5) Florida: A legislative battle over in-state tuition for students brought into the country illegally by their parents may involve payback over the past defeat of prison privatization and charter schools legislation. “Latvala and Negron are battling for the powerful post of Senate president in 2016. Much is at stake in the competition: The leader of the Senate picks the majority party’s floor leader, chooses which senators sit on which committees and who chairs those panels, and influences which bills the committees will hear.”

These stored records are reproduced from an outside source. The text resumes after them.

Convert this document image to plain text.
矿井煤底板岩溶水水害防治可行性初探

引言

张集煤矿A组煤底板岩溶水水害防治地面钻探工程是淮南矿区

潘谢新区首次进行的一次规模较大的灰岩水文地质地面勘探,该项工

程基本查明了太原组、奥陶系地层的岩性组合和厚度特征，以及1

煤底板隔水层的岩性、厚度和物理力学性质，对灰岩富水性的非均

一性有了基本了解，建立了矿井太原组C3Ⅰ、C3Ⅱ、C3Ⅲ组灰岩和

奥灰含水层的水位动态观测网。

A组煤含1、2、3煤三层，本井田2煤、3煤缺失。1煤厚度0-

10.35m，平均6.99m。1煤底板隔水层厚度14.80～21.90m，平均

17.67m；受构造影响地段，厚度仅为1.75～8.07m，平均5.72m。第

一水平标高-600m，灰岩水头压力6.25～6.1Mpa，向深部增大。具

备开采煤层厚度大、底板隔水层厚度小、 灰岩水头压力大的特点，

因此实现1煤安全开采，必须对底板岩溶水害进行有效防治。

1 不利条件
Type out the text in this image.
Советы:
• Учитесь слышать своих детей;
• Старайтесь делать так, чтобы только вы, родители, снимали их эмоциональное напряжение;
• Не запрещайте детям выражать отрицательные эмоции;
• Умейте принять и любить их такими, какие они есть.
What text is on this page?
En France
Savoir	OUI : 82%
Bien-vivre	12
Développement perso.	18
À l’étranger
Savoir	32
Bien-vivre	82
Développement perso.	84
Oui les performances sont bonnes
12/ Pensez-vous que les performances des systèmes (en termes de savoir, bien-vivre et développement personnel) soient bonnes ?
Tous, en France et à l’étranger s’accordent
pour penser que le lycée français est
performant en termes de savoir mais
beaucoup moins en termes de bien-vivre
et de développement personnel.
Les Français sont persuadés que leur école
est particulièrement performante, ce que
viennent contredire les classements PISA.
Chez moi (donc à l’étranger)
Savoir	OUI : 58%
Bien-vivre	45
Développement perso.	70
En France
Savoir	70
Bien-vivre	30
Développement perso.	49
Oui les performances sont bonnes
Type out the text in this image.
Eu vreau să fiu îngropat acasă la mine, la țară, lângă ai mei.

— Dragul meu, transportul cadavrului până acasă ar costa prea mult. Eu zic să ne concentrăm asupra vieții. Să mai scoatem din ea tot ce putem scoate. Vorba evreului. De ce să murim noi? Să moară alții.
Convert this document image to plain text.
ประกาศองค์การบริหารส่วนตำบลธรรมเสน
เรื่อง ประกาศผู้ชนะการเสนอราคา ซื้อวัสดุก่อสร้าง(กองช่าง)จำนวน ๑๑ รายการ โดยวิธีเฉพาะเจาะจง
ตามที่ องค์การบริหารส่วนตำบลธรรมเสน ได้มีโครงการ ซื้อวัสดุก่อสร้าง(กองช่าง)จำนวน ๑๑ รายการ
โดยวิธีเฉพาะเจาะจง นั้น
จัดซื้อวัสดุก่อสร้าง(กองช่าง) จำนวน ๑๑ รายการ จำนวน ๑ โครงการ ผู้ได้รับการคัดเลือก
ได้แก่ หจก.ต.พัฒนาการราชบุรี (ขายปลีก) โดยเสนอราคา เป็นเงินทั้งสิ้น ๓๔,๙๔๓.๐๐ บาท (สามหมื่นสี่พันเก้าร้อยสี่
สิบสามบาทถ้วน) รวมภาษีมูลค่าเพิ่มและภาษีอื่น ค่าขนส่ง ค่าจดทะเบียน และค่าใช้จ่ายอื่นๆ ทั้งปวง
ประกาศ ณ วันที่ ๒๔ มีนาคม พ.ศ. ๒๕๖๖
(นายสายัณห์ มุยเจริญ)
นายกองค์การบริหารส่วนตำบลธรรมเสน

6) Florida: Tampa Bay Times columnist John Romano denounces the Florida House for passing legislation making it easier to open charter schools. “Charters are also failing rapidly. Florida had the second-most school closings in the nation last year. In Pinellas and Hillsborough counties alone, nearly 30 charters have opened and closed in recent years.” But instead of tightening up charter applications or continuing with the present policy, the House said “Yippee!” and made it even easier to open charters. “Before growing too alarmed, I should tell you the bill is still a long shot to survive. If all goes well, the Senate will kill it the same way it killed the so-called parent trigger bills that also promoted pedal-to-the-metal charter growth the past two years.”
7) Ohio: Lawmaker calls on the Ohio Department of Rehabilitation and Corrections to end its prison food services contract with Aramark, which has been fined for not meetings the terms of the contract. “The system was working well before. Once you privatize something, it’s all about profit and not about the quality of services,” State Rep. Matt Lundy (D-Elyria) says. “The DRC’s report indicates that facilities, including Grafton Correctional Institution and Lorain Correctional Institution, have been suffering from understaffing and ‘unstable’ food services.” Aramark’s $110 million contract runs through June 2015.
8) Idaho/National: State lawmaker calls for Idaho to take over all federal public lands. “But critics say the federal government has done a fine job of managing those lands for years and there’s no reason to change that. Also, many are worried that if the state controlled those lands they could just sell it and privatize land that was in the hands of the people.”
9) Pennsylvania: The United Food and Commercial Workers Local 1776 releases an ad warning of the dangers of liquor privatization. “The union spent $300,000 to buy airtime on television and radio stations around the state on ads running for 10 days, starting today, that speaks of North Carolina’s experience where its privatized system is blamed for contributing to one child per week, on average, last year dying in underage drinking-related accidents.” [Ad] As the Pennsylvania legislature returns today for a two week session, a new privatization plan has been proposed. The plan “would expand wine sales into grocery stores, restaurants and beer distributors but leave state liquor stores with the exclusive right to sell spirits such as whiskey, gin and vodka. (…) The fight to stop the latest plan has already started.”